10:45-11:15 UK, 18:45-19:15 Korea
With hand still secured by girlfriend's mother, the taxi ride from hell, Blade Runner meets a scene from Scrooged I seem to recall. No-one yields for anyone, you play chicken with everyone else to see who gives in first, our taxi driver presses the brake or the accelerator but his foot is always on one, no-one wears seatbelts, and it makes Italy look like a pin-up for road safety. Apparently South Korea has one of the highest road mortality rates and now I see why. I openly laughed twice at the sheer absurdity of it. Sorry.
11:15-12:15 UK, 19:15-20:15 Korea
We reach our one-room apartment and Pizza is ordered in.
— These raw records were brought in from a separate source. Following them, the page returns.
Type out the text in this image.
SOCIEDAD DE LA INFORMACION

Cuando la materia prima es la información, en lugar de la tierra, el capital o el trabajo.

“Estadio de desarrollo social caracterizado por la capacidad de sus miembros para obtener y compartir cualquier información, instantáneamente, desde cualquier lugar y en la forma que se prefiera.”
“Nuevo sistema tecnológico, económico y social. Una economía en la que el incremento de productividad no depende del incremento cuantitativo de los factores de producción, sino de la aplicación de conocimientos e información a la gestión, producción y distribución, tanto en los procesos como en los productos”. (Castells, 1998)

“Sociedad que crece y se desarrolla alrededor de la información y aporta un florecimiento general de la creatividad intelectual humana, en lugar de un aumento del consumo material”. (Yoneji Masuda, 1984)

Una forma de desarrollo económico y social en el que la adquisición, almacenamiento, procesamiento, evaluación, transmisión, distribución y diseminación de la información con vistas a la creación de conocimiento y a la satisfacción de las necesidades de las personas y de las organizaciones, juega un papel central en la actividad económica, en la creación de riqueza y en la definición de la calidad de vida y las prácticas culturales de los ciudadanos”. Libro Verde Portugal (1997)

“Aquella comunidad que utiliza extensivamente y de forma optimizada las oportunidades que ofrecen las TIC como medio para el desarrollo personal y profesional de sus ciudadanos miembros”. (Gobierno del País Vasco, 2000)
I am formally introduced to the family and there is the official I'm-marrying-your-daughter-bow followed by the official naming of everyone as mother, father, son, and brother-in-law. Intimidating. The mad Pizza Hut motorcyclist arrives and we eat. Other food appears from nowhere and there's a full feast arranged in boxes on the apartment's floor; save for a bed we have no furniture. A grape appears in my mouth without warning - mother is feeding me.
12:15-16:15 UK, 20:15-00:15 Korea
The family leave because I look so tired, but I want to get myself on Korean time as quickly as possible so I stay up setting up my laptop and catching up on some market positions. Internet is 10 megabit down but UK sites are predictably slow. Discover we can't shower because there's no hot water and I go to bed 34 hours after I woke up - and it still takes half-an-hour to get to sleep because my body thinks it's late afternoon.